In an attempt to curb ever-expanding driving distances the R&A and USGA have brought in a measure to allow a local rule to be implemented at all professional and elite amateur events from January 1 next year which stipulates the maximum dimensions of a club (excluding the putter).
It will curtail the experimentation of the likes of the big-hitting Bryson DeChambeau who has practised with a 48-inch driver but has not brought it into tournament play.
However, that has not stopped the 2020 US Open champion from pushing the boundaries, with one drive at last month’s Ryder Cup registering a massive 417 yards.
Mickelson is an opponent of measures to rein in increased distance and in the wake of the new rule announcement the six-time major champion took to quoting a line from the movie Forrest Gump to highlight his disagreement.
“Stupid is as stupid does.” Mrs Gump,” he wrote on Twitter.
“Really though, are the amateurs trying their best to govern the professional game the stupid ones? Or the professionals for letting them?”
Limiting club length is one way the game’s lawmakers, concerned about increasing distances for a number of years, believe such advances can be kept in check.

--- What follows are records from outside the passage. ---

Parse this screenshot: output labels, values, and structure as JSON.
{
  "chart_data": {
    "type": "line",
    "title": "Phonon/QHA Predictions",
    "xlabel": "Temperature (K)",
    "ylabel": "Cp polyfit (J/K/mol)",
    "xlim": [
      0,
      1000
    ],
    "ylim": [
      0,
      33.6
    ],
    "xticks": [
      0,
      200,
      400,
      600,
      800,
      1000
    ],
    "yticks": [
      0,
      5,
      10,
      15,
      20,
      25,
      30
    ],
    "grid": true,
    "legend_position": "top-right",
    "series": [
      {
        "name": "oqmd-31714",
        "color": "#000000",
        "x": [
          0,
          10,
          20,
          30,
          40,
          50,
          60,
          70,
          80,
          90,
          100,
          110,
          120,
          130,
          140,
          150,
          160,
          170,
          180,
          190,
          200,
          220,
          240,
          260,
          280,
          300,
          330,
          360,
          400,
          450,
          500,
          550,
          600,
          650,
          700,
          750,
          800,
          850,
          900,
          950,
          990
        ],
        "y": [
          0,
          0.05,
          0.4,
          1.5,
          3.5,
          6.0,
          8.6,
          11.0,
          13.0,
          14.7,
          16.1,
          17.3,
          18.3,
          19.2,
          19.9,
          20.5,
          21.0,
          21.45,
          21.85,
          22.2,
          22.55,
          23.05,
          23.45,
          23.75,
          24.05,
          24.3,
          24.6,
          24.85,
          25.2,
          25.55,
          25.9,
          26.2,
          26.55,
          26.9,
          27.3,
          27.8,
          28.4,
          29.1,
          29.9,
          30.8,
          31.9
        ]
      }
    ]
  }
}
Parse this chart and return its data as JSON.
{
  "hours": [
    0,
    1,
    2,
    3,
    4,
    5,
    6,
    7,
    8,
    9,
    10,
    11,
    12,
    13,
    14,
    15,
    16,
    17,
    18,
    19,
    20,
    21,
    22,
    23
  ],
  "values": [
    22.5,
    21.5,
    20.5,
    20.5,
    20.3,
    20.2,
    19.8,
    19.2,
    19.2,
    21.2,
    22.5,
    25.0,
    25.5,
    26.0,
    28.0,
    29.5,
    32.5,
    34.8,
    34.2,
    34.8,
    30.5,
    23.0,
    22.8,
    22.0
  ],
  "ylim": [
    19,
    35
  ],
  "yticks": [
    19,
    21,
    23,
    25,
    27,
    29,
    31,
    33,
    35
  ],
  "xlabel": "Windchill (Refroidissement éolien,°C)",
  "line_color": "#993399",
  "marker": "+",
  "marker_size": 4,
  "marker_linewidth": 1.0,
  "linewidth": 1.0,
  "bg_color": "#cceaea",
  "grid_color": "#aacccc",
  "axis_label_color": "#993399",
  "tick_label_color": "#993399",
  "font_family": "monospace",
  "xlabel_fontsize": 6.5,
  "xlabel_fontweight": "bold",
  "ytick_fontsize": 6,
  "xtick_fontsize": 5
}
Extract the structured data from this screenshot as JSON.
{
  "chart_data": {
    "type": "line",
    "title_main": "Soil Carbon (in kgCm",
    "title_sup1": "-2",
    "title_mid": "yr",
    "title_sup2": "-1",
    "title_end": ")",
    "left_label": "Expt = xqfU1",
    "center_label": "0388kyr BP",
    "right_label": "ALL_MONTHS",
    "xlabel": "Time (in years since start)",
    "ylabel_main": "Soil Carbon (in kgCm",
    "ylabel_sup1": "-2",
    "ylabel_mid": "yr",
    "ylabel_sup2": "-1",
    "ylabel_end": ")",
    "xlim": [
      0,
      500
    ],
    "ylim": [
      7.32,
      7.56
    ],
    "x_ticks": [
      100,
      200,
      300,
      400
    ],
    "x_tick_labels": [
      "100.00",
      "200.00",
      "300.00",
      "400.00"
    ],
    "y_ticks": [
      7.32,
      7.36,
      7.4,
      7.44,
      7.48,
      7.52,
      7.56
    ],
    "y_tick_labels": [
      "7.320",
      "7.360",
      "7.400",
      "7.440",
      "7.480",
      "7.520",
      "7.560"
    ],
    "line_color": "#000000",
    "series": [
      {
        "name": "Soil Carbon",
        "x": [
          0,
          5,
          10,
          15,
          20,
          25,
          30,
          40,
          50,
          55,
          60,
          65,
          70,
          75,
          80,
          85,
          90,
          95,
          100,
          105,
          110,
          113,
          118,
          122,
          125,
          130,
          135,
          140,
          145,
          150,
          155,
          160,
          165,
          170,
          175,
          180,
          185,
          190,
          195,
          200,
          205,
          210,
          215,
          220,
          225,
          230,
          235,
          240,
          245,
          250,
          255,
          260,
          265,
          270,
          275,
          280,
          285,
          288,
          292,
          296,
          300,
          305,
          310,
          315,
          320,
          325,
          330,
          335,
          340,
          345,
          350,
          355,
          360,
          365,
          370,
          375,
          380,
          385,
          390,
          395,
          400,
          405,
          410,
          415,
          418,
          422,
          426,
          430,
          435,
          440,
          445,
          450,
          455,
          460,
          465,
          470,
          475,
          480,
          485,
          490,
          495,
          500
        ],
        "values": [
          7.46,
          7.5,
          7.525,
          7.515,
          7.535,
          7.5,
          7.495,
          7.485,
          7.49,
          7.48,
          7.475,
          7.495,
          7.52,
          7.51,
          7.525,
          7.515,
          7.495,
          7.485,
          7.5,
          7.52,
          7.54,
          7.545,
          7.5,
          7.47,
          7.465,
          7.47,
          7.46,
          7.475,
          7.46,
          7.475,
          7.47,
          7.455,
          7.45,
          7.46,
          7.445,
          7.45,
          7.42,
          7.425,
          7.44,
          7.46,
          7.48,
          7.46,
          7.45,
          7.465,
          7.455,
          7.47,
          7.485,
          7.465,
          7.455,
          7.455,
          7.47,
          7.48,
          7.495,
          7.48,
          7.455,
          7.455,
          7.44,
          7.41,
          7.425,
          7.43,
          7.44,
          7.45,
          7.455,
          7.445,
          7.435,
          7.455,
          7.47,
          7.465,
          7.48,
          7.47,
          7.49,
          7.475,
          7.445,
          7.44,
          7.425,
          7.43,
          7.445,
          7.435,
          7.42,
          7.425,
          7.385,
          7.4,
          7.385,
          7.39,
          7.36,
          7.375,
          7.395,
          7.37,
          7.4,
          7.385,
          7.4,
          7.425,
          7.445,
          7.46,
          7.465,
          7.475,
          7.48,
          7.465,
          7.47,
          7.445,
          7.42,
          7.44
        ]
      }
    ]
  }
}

Following research begun in 2014, The R&A and the USGA announced proposals to limit club length to 46 inches in February.
Rather than a rule change, however, they have now confirmed this will be an optional choice as a ‘model local rule’ for top-level tournaments and the recreational game will not be affected.
Martin Slumbers, chief executive of The R&A said: “We have taken time to consult fully with the golf industry, including players, the main professional tours and equipment manufacturers, and have considered their feedback carefully.
“We believe this is the right thing for the game at this time and it will provide tournament organisers with the flexibility to choose for themselves within the framework of the rules.”
USGA chief executive Mike Whan said: “Admittedly, this is not the ‘answer’ to the overall distance debate/issue but rather a simple option for competitive events.
“It’s important to note that it is not a ‘rule of golf,’ and as such, it is not mandated for the average, recreational golfer. Rather, this is an available tool for those running competitive events.”
Further proposals relating to the testing of golf balls and the ‘spring-like effect’ on club faces remain under consideration.